Dancer/choreographer Merce Cunningham is quoted early in Alla Kovgan's - well, it's more of an appreciation than a biography – as saying that dancing "is what it is. It's that whole visual experience." In his 70-year career, which ended with his death at 90 in 2009, Cunningham didn't want his work described as "avant-garde" or "modern dance." He said his dancers had the leg movements of classical ballet and the torso movements of modern dance. I don't know what ballets he had seen but I'll leave that debate to someone more knowledgeable. He made a niche for himself and topped a very short list. It's an acquired taste and this film offers at least excerpts - archival footage, new stagings or both - of more than two dozen of Cunningham's dances from 1942-72. I will say many are more watchable than the music his life partner, John Cage, composed for some of them are listenable. But if you're curious about Cunningham or just adventurous, this film and another recent release, If the Dancer Dances, will help you make up your own mind. The new material is shot in 3D in settings that emphasize depth – even in 2D, as I saw it. It certainly heightens "that whole visual experience"; but if you're no fonder than I of the dances, it is what it is.

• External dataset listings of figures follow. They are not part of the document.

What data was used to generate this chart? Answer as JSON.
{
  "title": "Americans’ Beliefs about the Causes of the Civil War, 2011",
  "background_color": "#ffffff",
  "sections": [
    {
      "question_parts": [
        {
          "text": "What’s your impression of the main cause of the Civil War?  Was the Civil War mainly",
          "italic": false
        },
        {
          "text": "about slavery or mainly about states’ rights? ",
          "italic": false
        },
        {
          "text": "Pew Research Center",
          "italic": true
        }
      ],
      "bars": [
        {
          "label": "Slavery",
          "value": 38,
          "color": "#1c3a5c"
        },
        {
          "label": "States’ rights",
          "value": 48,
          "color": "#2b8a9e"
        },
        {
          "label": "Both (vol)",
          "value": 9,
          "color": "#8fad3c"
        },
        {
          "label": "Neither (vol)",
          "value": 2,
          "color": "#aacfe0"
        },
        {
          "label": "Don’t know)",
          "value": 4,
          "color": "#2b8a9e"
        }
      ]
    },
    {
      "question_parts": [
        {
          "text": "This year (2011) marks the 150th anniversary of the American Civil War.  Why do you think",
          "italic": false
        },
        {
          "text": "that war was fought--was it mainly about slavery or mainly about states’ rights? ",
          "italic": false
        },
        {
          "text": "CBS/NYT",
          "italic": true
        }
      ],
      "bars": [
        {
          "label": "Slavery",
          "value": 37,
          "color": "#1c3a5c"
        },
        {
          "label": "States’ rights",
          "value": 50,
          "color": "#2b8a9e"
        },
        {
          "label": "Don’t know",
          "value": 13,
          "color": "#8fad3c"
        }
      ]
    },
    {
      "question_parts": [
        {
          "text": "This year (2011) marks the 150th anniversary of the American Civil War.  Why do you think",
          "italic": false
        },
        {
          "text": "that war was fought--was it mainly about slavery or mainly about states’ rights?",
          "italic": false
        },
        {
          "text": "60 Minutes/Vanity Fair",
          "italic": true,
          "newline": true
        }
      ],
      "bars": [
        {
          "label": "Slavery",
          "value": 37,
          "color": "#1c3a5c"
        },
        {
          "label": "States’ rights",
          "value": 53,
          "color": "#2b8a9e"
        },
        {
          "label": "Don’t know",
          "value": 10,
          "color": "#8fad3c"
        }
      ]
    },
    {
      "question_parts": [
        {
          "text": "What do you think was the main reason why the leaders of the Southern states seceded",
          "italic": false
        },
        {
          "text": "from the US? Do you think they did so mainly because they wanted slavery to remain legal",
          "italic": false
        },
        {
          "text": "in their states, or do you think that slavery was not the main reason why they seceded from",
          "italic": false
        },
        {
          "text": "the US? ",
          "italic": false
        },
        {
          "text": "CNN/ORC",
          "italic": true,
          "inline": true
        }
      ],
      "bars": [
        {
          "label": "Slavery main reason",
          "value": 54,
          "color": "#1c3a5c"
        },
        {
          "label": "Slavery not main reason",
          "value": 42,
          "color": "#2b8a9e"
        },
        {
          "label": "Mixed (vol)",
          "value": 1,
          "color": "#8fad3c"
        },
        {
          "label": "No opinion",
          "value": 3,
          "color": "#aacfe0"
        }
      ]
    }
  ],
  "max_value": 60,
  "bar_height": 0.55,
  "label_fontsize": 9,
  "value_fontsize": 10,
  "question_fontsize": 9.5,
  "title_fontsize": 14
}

Vegans who were upset by the killer plant in Little Shop of Horrors won't be much happier about the new species developed by Alice (Emily Beecham), who names it Little Joe after her young teenage son (Kit Connor). Through "extremely complex genetic engineering" Alice has created "the first mood-lifting, anti-depressant, happy plant." For commercial reasons it's kept infertile so it has to be bought from its producer. Little Joe is described as "a living being. It needs attention and affection." It's said to respond to being talked to, yet no one in the greenhouse/lab says a word to the hundreds of plants growing there (and no music is piped in, which would seem a logical part of growing an emotionally responsive plant). The first hint that things may not be so happy all around comes when a co-worker's service dog spends some time with the plants and emerges with a new personality (though not a very happy one). Another co-worker, Chris (Ben Whishaw) stops wooing Alice, though they both defend Little Joe against the accusations of others. Big Joe changes too, as boys his age will, suddenly deciding he'd rather live with his Dad than custody-hogging Mum. Most of the changes in people are subtle, the arguments scientific and psychological, and there's not much action; so the scariest thing about the film is the musical score, which gets really creepy. Austrian director and co-writer Jessica Hausner has obviously tried to create a thinking person's horror movie, when most horror movie fans prefer not to think. She hasn't thought it through quite enough, so Little Joe didn't make me as happy as it was supposed to.